Dead end for US - Pakistan alliance?
Heartrending images of the green and white, national flag draped coffins of the 24 soldiers and officers that died recently in the NATO attack on two border posts in Pakistan’s Mohmand agency has fuelled intense rage across the country.
Moving into high gear, Pakistan has blocked all NATO supplies for the Coalition forces in neighbouring Afghanistan and has announced a review of its military ties with the United States. Moreover, its decision to boycott the Bonn Conference on Afghanistan is something that may lead its so-called allies to sit and question the extent to which they can push a sovereign nation. Considering the fact that Pakistan was majorly involved in the reconciliation process with the Afghan insurgents, its boycott of the conference on Afghanistan is being felt in both Kabul and Washington.
Reacting strongly to the ‘regret’ expressed by NATO over the killings Pakistan military has rejected claims that the strike was in response to gunfire from Pakistan’s side. The Pakistan military spokesperson has questioned the casualties on the other side in case of such an occurence and detailed the strategic location of the posts whose physical location itself belies the charge.
Earlier skirmishes on the border have now become commonplace but the extent of the attack on the border posts at the Salalah checkpoint in Mohmand — that are well known, established ones and well within Pakistani territory — have offset an unprecedented anti-US/NATO reaction. Prime Minister Gilani’s statement that business with the US will no longer be the same probably packs in more of a punch than he intended to convey. In fact, things have hardly been cosy between the two allies, a term which is in itself now questionable. For which ally goes about attacking another ally’s known military checkposts and kills its security personnel? The Coalition forces may have gotten used to getting away with killing civilians including women and children in Afghanistan — a fact that has been widely bemoaned by even President Hamid Karzai and even in Pakistan thanks to the tacit drone attacks it has allowed — but things have now reached a boiling point. The anger that has swept across in every section of society is testament to the fact. All one hears is a cacophony of voices demanding an end to the alliance with the United States that has made the whole nation hostage to the paltry billions that have done little to alleviate the social and economic suffering in society.
The sacrifice of thousands of soldiers and civilians is still not enough for every finger points at the country calling it two faced and in cahoots with terrorists.

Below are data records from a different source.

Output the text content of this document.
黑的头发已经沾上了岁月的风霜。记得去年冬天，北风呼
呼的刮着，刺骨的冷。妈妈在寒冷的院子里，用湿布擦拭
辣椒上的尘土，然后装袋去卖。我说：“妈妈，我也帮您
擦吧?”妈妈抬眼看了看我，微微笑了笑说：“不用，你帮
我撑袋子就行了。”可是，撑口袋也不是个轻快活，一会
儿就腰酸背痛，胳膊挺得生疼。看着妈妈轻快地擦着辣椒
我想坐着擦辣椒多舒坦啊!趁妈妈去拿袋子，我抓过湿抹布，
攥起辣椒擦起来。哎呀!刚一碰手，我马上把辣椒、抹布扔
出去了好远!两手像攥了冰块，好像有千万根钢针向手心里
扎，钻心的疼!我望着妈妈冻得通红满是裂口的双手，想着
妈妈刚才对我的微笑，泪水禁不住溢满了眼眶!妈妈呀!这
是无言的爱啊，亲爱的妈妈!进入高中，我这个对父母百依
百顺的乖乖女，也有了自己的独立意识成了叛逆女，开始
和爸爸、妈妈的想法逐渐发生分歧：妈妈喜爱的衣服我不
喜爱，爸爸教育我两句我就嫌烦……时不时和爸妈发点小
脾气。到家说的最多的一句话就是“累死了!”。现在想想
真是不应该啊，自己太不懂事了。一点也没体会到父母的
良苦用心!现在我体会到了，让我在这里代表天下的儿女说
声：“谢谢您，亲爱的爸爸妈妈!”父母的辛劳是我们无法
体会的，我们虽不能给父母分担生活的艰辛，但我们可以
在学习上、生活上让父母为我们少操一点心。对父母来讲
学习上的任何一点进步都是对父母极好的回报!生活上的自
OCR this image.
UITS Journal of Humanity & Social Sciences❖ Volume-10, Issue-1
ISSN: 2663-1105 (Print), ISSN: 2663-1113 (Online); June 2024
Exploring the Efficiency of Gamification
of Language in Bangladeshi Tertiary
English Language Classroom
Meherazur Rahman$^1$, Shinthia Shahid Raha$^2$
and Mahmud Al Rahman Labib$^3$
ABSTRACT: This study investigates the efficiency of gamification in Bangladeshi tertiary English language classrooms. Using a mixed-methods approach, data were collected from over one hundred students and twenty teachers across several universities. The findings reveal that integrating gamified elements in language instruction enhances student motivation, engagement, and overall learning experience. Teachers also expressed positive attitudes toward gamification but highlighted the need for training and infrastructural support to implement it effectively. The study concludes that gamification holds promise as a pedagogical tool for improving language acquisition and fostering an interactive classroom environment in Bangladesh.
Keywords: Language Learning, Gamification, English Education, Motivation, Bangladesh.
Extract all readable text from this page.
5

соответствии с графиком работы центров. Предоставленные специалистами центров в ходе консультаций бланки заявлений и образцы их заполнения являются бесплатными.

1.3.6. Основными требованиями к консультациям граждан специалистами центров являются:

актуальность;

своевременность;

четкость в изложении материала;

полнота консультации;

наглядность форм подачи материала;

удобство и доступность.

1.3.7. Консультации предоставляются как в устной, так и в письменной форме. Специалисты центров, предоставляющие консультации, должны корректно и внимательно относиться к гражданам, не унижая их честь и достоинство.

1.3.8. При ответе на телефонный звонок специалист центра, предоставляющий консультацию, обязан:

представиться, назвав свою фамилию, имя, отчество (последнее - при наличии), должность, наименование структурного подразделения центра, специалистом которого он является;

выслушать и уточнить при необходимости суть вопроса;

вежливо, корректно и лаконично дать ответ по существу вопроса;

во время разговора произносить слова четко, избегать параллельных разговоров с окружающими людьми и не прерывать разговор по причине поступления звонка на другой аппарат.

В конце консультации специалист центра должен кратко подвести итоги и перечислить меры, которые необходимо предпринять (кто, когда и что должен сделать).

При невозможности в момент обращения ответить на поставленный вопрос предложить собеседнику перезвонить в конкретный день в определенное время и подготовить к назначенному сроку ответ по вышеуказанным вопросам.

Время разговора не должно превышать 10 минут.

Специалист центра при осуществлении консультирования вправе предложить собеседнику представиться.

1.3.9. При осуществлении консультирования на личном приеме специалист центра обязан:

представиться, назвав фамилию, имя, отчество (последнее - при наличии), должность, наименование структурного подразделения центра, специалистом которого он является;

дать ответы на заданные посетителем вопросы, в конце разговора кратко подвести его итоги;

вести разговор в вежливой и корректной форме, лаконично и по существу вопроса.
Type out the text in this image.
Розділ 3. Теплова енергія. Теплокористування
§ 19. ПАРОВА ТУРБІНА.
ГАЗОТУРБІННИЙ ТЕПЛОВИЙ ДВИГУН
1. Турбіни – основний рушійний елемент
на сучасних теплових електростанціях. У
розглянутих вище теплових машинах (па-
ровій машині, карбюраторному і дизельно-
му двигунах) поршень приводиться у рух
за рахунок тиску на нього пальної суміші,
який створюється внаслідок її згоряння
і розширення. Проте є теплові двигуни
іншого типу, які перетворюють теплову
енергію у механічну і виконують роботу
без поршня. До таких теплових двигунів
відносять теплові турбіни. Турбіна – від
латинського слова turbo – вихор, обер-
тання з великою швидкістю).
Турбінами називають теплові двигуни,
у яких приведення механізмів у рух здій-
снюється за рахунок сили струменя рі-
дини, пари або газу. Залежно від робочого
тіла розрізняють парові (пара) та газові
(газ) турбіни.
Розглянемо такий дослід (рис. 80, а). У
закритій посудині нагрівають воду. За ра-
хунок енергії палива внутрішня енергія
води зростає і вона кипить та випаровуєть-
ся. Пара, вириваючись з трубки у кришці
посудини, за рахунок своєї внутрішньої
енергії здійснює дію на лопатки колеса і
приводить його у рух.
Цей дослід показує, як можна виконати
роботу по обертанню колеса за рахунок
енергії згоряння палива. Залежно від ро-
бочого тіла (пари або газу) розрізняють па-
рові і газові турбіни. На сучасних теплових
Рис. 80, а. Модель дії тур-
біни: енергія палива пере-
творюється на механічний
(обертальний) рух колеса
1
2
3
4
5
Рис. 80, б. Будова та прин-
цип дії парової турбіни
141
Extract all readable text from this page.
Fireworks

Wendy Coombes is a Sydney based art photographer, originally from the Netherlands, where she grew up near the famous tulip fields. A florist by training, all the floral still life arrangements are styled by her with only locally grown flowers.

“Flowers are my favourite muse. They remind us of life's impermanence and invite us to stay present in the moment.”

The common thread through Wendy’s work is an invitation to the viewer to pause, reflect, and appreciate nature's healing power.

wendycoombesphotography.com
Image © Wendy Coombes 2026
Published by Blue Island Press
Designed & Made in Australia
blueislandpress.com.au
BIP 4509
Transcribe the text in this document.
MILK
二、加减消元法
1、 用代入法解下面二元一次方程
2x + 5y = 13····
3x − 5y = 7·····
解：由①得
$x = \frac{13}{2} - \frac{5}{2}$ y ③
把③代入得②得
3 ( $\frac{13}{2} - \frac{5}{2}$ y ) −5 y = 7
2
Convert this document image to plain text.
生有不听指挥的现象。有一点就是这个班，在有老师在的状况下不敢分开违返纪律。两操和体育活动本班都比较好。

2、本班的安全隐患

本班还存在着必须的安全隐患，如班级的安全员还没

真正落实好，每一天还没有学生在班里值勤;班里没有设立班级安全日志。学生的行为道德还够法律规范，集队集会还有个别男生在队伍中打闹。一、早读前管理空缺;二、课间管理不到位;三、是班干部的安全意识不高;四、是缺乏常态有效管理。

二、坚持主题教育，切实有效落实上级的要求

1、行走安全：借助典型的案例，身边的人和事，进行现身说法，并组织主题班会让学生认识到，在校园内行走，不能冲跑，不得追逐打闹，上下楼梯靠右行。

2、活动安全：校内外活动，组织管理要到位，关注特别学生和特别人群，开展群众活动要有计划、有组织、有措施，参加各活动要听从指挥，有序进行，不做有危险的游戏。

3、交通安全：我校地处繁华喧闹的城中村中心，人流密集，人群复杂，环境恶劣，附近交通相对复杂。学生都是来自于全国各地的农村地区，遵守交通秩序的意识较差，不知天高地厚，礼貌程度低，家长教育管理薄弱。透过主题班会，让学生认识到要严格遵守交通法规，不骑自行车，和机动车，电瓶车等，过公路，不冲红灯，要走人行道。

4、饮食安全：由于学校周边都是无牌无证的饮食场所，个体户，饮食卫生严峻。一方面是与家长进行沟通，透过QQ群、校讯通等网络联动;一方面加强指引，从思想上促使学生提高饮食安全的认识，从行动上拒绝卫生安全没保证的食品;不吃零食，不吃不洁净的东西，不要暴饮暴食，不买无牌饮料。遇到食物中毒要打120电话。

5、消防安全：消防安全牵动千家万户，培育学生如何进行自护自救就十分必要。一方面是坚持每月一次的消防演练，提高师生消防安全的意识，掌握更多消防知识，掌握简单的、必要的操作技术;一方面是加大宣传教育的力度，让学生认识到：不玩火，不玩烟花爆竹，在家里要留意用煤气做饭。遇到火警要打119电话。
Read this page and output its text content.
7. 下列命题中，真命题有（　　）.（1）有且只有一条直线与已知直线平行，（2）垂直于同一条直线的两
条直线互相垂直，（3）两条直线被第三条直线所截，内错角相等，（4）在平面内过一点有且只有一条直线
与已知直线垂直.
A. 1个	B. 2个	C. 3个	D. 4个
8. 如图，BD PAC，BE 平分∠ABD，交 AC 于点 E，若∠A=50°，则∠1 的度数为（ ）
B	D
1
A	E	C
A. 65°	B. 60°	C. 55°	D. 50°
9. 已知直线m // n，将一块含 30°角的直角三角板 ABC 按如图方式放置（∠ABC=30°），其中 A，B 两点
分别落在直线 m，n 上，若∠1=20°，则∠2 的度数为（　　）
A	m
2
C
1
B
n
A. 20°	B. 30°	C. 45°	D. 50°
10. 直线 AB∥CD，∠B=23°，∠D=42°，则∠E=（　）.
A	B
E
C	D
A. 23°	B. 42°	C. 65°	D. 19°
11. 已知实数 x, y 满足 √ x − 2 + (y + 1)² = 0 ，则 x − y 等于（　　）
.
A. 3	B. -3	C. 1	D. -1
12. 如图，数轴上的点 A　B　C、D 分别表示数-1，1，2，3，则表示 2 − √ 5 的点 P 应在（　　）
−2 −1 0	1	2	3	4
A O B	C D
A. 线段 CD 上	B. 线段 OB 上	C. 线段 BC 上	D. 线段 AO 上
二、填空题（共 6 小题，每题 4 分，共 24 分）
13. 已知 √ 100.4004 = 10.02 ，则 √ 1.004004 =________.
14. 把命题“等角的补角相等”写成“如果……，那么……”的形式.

If that does not reek of frustration and denial then what does? Take for instance the Western media that has not spared an opportunity in castigating Pakistan and portraying it more of an enemy than a friend. ‘Two faced Pakistan” is what all and sundry are calling the country forgetting the fact that it is the same that has contributed the most in terms of human lives and economic sacrifice in counterterrorism. One wonders what to call the very same countries that are proudly, unabashedly going about supporting states that excel in violating international law and abusing human rights— multi-faced? With such acrimony marking ties what hope is there for working out a long-term regional security arrangement? Unfortunately Pakistan is partly to blame. Without taking its people in confidence regarding its tacit arrangement with the United States for allowing predator strikes, it has inch by inch allowed things to reach this point. What sort of helplessness is this that it could not draw a line and demand ownership in any operation waged on its territory. It was in all probability because of the trust deficit and reluctance of the US to share drone technology and/or intelligence of targets with Pakistan.
What now? The question is if any more such incidents will be feasible for the US-led war in Afghanistan at all for that would mean opening another war front. Pakistan, under international law has the right to act in self-defence; any reciprocal military action on offenders may dangerously escalate. This is something Washington and Brussels should sit and think about unless these so-called accidental and regrettable incidents are designed to obtain this very end result. No state will tolerate such an infringement of its sovereignty and have its allies attack and kill it soldiers and officers without provocation in the dead of the night.
It is high time Pakistan reassessed its policy vis-à-vis the Afghan war on its own terms. The figures speak for themselves. According to the GHQ hundreds of Pakistani soldiers have been injured and killed. So what makes the latest attack so different from all others? The fact that it has come at a very sensitive juncture when Pakistan’s ties with the United States were barely healing after having suffered sustained blows over the past many months — Raymond Davis incident and then the Abbottabad, Osama bin Laden operation.
The deteriorating atmospherics between the two are hardly conducive for such a critical alliance to continue without undertaking massive damage control. While tempers are bound to cool down in the coming weeks, the question is how long can a lack of trust and regard weather another storm.